What these cultural commentaries tend to overlook, however, is proportion. The United States is vast with more than 330 million people across fifty states. What passes for normal in Texas is not the same as New York. The beauty codes of Los Angeles have little in common with those of New England. America is less a single culture than a collection of them, sometimes at odds yet always evolving.
And for all its contradictions, Americans are notably open. They listen. They often agree with criticism, even when it stings. That willingness to reflect, to adapt, might be their most underrated quality. The French may have mastered the art of understatement, but Americans have mastered the art of reinvention.
Keeping Up With the Kardashian Kash
It’s also worth noting that America is not Kim Kardashian. There are countless women who favor natural nails, minimal lashes, and soft, sophisticated makeup, the kind that would not feel out of place on the Left Bank. Perhaps that’s the unstated truth behind all the commentary. For all the comparisons, Americans are listening. And that, in itself, is the height of manners, n’est-ce pas?
A striking example of the commercial dynamics at play is Kim Kardashian’s October 2025 cover of Vogue France (which is owned by Conde Nast, part of LVMH Group). Draped in over 700 Cartier diamonds and photographed in bed, the cover is pure spectacle. While the look is far from understated or minimalist, it aligns with a commercial aesthetic designed to drive attention and sales. The choice to feature her underscores how French luxury platforms leverage high-visibility figures to amplify trends and monetize the spectacle of celebrity.

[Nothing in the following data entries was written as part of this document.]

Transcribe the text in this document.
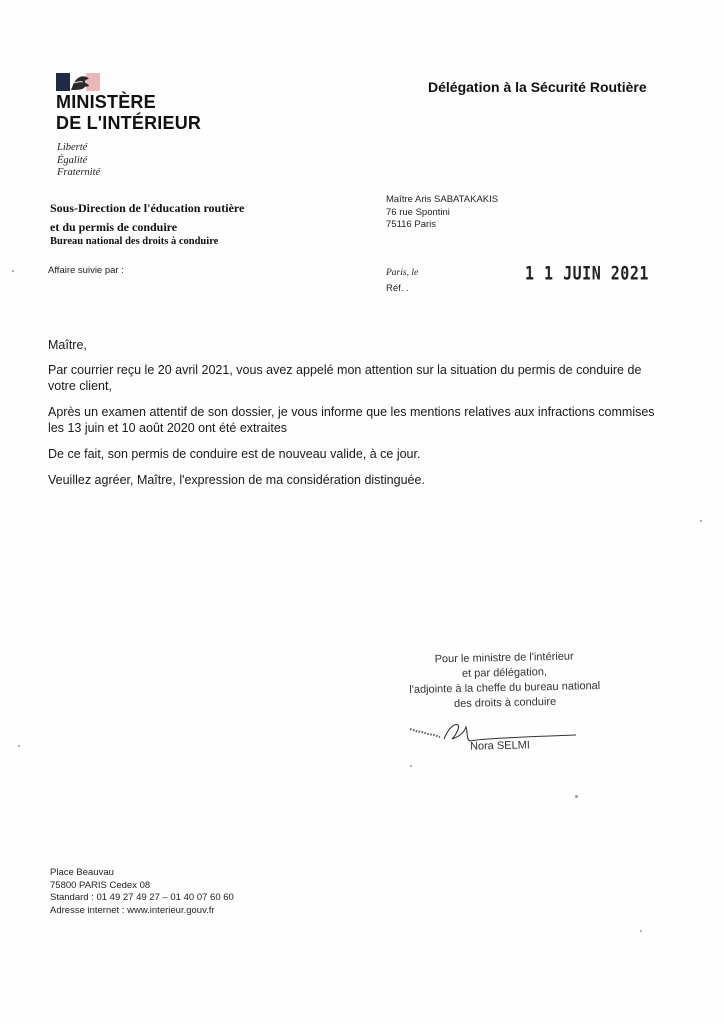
MINISTÈRE
DE L'INTÉRIEUR
Liberté
Égalité
Fraternité
Délégation à la Sécurité Routière
Sous-Direction de l'éducation routière
et du permis de conduire
Bureau national des droits à conduire
Maître Aris SABATAKAKIS
76 rue Spontini
75116 Paris
Affaire suivie par :	Paris, le	1 1 JUIN 2021
Réf. .

Maître,

Par courrier reçu le 20 avril 2021, vous avez appelé mon attention sur la situation du permis de conduire de votre client,

Après un examen attentif de son dossier, je vous informe que les mentions relatives aux infractions commises les 13 juin et 10 août 2020 ont été extraites

De ce fait, son permis de conduire est de nouveau valide, à ce jour.

Veuillez agréer, Maître, l'expression de ma considération distinguée.

Pour le ministre de l'intérieur
et par délégation,
l'adjointe à la cheffe du bureau national
des droits à conduire
Nora SELMI
Place Beauvau
75800 PARIS Cedex 08
Standard : 01 49 27 49 27 – 01 40 07 60 60
Adresse internet : www.interieur.gouv.fr
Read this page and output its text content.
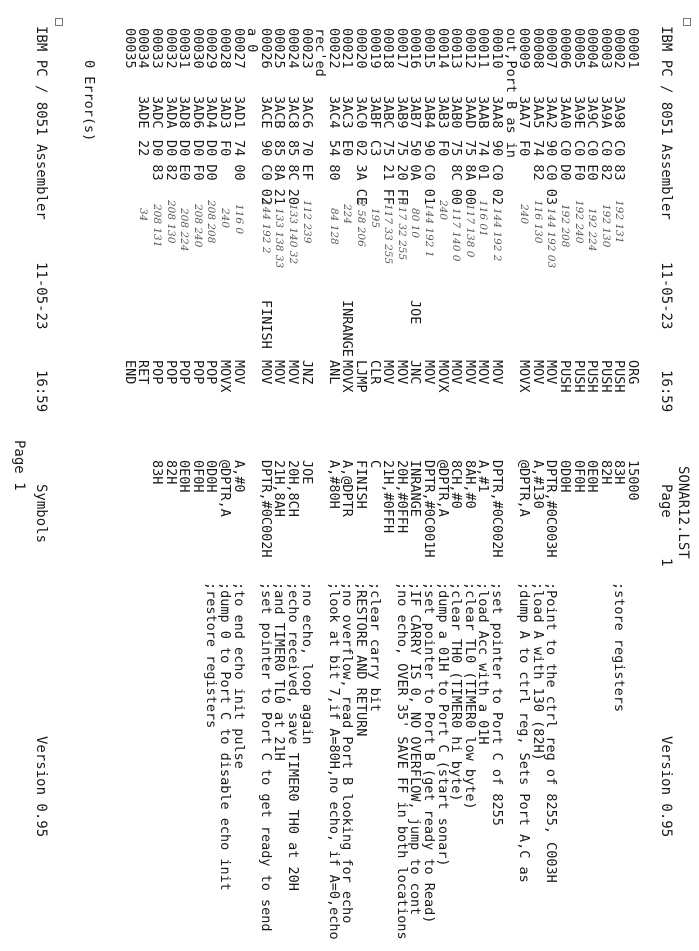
SONAR12.LST
IBM PC / 8051 Assembler
11-05-23
16:59
Page
1
Version 0.95
00001
ORG
15000
00002
3A98
C0 83
PUSH
83H
;store registers
00003
3A9A
C0 82
PUSH
82H
00004
3A9C
C0 E0
PUSH
0E0H
00005
3A9E
C0 F0
PUSH
0F0H
00006
3AA0
C0 D0
PUSH
0D0H
00007
3AA2
90 C0 03
MOV
DPTR,#0C003H
;Point to the ctrl reg of 8255, C003H
00008
3AA5
74 82
MOV
A,#130
;load A with 130 (82H)
00009
3AA7
F0
MOVX
@DPTR,A
;dump A to ctrl reg, Sets Port A,C as
out,Port B as in
00010
3AA8
90 C0 02
MOV
DPTR,#0C002H
;set pointer to Port C of 8255
00011
3AAB
74 01
MOV
A,#1
;load Acc with a 01H
00012
3AAD
75 8A 00
MOV
8AH,#0
;clear TL0 (TIMER0 low byte)
00013
3AB0
75 8C 00
MOV
8CH,#0
;clear TH0 (TIMER0 hi byte)
00014
3AB3
F0
MOVX
@DPTR,A
;dump a 01H to Port C (start sonar)
00015
3AB4
90 C0 01
MOV
DPTR,#0C001H
;set pointer to Port B (get ready to Read)
00016
3AB7
50 0A
JOE
JNC
INRANGE
;IF CARRY IS 0, NO OVERFLOW, jump to cont
00017
3AB9
75 20 FF
MOV
20H,#0FFH
;no echo, OVER 35' SAVE FF in both locations
00018
3ABC
75 21 FF
MOV
21H,#0FFH
00019
3ABF
C3
CLR
C
;clear carry bit
00020
3AC0
02 3A CE
LJMP
FINISH
;RESTORE AND RETURN
00021
3AC3
E0
INRANGE
MOVX
A,@DPTR
;no overflow, read Port B looking for echo
00022
3AC4
54 80
ANL
A,#80H
;look at bit 7,if A=80H,no echo, if A=0,echo
rec'ed
00023
3AC6
70 EF
JNZ
JOE
;no echo, loop again
00024
3AC8
85 8C 20
MOV
20H,8CH
;echo received, save TIMER0 TH0 at 20H
00025
3ACB
85 8A 21
MOV
21H,8AH
;and TIMER0 TL0 at 21H
00026
3ACE
90 C0 02
FINISH
MOV
DPTR,#0C002H
;set pointer to Port C to get ready to send
a 0
00027
3AD1
74 00
MOV
A,#0
;to end echo init pulse
00028
3AD3
F0
MOVX
@DPTR,A
;dump 0 to Port C to disable echo init
00029
3AD4
D0 D0
POP
0D0H
;restore registers
00030
3AD6
D0 F0
POP
0F0H
00031
3AD8
D0 E0
POP
0E0H
00032
3ADA
D0 82
POP
82H
00033
3ADC
D0 83
POP
83H
00034
3ADE
22
RET
00035
END
192 131
192 130
192 224
192 240
192 208
144 192 03
116 130
240
144 192 2
116 01
117 138 0
117 140 0
240
144 192 1
80 10
117 32 255
117 33 255
195
2 58 206
224
84 128
112 239
133 140 32
133 138 33
144 192 2
116 0
240
208 208
208 240
208 224
208 130
208 131
34
0 Error(s)
IBM PC / 8051 Assembler
11-05-23
16:59
Symbols
Version 0.95
Page 1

French in Name Only: Vogue’s Transatlantic Origins
Interestingly, Vogue itself complicates the idea of French taste. While the word vogue is French, the magazine was founded by Condé Nast, an American of German and French-Canadian descent, and has long been owned by the Newhouse family’s Advance Publications, an American family of Jewish-Russian heritage. The French edition, formerly Vogue Paris, was officially renamed Vogue France in 2021. A reminder that even the most iconic “French” platforms in fashion and beauty are deeply globalized.